Bayesian spatial modelling of childhood cancer incidence in Switzerland using exact point data: a nationwide study during 1985–2015
Konstantinoudis, Garyfallos ; Schuhmacher, Dominic ; Ammann, Roland A. ; Diesch, Tamara ; Kuehni, Claudia E. ; Spycher, Ben D.
Citable Link (URL):http://resolver.sub.uni-goettingen.de/purl?gs-1/17225
Background The aetiology of most childhood cancers is largely unknown. Spatially varying environmental factors such as traffic-related air pollution, background radiation and agricultural pesticides might contribute to the development of childhood cancer.

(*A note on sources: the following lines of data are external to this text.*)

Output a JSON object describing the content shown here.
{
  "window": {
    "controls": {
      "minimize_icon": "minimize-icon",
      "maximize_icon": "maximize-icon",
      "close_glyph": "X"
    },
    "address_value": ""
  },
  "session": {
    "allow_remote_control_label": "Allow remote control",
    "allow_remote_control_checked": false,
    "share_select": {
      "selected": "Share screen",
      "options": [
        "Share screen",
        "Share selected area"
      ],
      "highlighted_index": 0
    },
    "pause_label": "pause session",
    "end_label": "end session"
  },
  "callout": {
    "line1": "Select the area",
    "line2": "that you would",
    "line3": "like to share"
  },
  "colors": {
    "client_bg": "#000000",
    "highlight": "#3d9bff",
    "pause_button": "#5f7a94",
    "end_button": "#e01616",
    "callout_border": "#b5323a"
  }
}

This study is the first investigation of the spatial disease mapping of childhood cancers using exact geocodes of place of residence. Methods We included 5947 children diagnosed with cancer in Switzerland during 1985–2015 at 0–15 years of age from the Swiss Childhood Cancer Registry. We modelled cancer risk using log-Gaussian Cox processes and indirect standardisation to adjust for age and year of diagnosis. We examined whether the spatial variation of risk can be explained by modelled ambient air concentration of NO2, modelled exposure to background ionising radiation, area-based socio-economic position (SEP), linguistic region, duration in years of general cancer registration in the canton or degree of urbanisation. Results For all childhood cancers combined, the posterior median relative risk (RR), compared to the national level, varied by location from 0.83 to 1.13 (min to max). Corresponding ranges were 0.96 to 1.09 for leukaemia, 0.90 to 1.13 for lymphoma, and 0.82 to 1.23 for central nervous system (CNS) tumours. The covariates considered explained 72% of the observed spatial variation for all cancers, 81% for leukaemia, 82% for lymphoma and 64% for CNS tumours. There was weak evidence of an association of CNS tumour incidence with modelled exposure to background ionising radiation (RR per SD difference 1.17; 0.98–1.40) and with SEP (1.6; 1.00–1.13). Conclusion Of the investigated diagnostic groups, childhood CNS tumours showed the largest spatial variation. The selected covariates only partially explained the observed variation of CNS tumours suggesting that other environmental factors also play a role.